Die Neuordnung brachte auch inhaltliche Veränderungen mit sich: Eine Spezialisierung in unterschiedliche Fachbereiche ist nun verbindlich vorgesehen. Zur Wahl stehen Personenkraftwagentechnik, Nutzfahrzeugtechnik, Motorradtechnik, Karosserietechnik und System- und Hochvolttechnik. Letztere gewinnt durch den Boom der Elektromobilität rasant an Bedeutung.
Das Berufsbild Kraftfahrzeugmechatroniker/in
Das Aufgabengebiet eines Kfz-Mechatronikers liegt vor allem in der Diagnose, Reparatur und Instandhaltung von Kraftfahrzeugen jeglicher Art – stets unter dem Aspekt der Verkehrssicherheit. Der Beruf wandelt sich dabei stetig: Waren früher rein mechanische Kenntnisse gefragt, sind heute fundierte Kenntnisse in Fahrzeugelektronik, Diagnosesoftware und zunehmend auch in der Hochvolttechnik von Elektrofahrzeugen unverzichtbar.
Die Wirkungsstätte liegt gewöhnlich in Werkstätten mit entsprechender technischer Ausrüstung. Arbeitgeber sind typischerweise Kfz-Handelsbetriebe, Markenwerkstätten und freie Reparaturwerkstätten. Sehr oft bieten aber auch Unternehmen mit eigenem Fuhrpark attraktive Stellen an – dazu zählen Speditionen, Nahverkehrsbetriebe sowie Betriebe im Post-, Bau- oder Energiebereich. Die Tätigkeit im professionellen Motorsport stellt eine anspruchsvolle Ausnahme dar.

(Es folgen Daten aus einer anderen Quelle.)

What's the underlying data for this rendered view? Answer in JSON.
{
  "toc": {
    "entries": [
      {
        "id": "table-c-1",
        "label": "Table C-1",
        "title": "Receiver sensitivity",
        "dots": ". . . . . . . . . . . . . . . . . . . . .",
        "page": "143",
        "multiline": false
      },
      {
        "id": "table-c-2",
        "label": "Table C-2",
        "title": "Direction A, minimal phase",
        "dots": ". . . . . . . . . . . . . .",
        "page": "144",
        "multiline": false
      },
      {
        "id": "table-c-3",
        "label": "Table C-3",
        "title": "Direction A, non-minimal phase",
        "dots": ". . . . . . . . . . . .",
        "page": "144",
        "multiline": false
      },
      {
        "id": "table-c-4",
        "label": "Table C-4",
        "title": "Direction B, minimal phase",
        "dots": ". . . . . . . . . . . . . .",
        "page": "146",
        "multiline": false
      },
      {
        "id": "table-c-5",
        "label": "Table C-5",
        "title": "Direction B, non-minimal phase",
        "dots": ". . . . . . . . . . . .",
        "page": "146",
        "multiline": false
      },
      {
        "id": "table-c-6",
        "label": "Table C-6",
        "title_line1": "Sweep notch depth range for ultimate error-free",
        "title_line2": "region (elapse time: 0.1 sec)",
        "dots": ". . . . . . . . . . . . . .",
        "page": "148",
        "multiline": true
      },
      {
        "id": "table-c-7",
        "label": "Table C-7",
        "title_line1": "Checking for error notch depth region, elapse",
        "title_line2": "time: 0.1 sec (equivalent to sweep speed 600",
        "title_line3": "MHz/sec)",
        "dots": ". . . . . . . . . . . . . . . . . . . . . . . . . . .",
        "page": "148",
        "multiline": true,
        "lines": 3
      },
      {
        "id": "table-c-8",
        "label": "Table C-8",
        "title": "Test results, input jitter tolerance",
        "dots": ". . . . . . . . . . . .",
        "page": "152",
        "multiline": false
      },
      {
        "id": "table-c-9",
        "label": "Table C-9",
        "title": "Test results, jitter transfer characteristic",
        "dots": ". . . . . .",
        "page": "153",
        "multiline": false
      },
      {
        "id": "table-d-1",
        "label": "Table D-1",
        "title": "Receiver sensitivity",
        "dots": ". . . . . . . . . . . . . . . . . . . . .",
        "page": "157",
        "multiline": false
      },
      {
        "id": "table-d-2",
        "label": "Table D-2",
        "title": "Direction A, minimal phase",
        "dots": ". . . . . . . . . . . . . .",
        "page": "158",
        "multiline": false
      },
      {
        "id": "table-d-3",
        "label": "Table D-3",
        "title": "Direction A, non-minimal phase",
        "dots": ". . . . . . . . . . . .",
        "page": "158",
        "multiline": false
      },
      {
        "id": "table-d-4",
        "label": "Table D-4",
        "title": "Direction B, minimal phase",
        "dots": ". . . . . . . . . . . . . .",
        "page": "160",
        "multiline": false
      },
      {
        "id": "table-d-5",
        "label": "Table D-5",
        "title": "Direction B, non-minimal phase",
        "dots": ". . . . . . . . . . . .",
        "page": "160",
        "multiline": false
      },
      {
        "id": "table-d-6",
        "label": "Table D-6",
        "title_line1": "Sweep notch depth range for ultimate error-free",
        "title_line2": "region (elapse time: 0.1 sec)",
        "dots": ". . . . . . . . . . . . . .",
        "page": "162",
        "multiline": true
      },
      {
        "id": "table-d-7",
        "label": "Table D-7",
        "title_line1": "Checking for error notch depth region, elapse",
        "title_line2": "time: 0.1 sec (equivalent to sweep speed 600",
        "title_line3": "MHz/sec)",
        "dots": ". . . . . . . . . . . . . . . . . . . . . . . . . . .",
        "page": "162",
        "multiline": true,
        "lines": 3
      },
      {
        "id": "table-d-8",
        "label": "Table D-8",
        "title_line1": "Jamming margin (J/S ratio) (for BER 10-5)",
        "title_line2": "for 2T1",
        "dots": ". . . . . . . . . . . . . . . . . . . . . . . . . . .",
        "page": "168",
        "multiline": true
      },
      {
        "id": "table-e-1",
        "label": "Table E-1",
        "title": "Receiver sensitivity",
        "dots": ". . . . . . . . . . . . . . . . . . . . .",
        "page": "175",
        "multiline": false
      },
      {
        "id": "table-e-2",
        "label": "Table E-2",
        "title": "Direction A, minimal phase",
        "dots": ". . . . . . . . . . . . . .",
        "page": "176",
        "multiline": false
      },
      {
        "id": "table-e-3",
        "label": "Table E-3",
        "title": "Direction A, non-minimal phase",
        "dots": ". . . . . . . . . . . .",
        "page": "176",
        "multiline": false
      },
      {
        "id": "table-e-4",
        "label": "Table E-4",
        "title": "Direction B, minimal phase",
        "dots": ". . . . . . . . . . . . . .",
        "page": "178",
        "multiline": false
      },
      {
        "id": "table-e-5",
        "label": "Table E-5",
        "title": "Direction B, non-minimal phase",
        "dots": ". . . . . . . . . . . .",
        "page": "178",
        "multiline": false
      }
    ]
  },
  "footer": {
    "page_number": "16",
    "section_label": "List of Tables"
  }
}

Neben sämtlichen mechanischen Arbeiten zur Instandhaltung und Reparatur gehören heute auch die elektronische Fahrzeugdiagnose, das Auslesen von Steuergeräten und die Kalibrierung von Assistenzsystemen zum Alltag. Der Kundenkontakt ist dabei ein wichtiger Bestandteil des Berufs: Kunden müssen Symptome verständlich beschreiben, damit eine präzise Diagnose möglich ist. Routineaufgaben wie Reifenwechsel oder Ölservice sind ebenfalls fester Bestandteil des Arbeitsalltags.
Gehalt als Kfz-Mechatroniker/in
Das Gehalt in diesem Beruf hängt von der Fachrichtung, der Betriebsgröße und der Zugehörigkeit zum Kfz-Gewerbe oder zur Industrie ab. Grundsätzlich gilt: Industriebetriebe zahlen in der Regel besser als das klassische Kfz-Handwerk.
Bei der Ausbildungsvergütung gibt es ebenfalls deutliche Unterschiede. Laut dem Tarifvertrag des Kfz-Gewerbes (Stand 2024, Quelle: Zentralverband Deutsches Kraftfahrzeuggewerbe – ZDK; Bundesagentur für Arbeit – Entgeltatlas 2024) liegen die Ausbildungsgehälter im Kfz-Handwerk aktuell bei:
- 1. Ausbildungsjahr: ca. 620–750 EUR brutto (Kfz-Gewerbe) bzw. ca. 950–1.100 EUR brutto (Industrie)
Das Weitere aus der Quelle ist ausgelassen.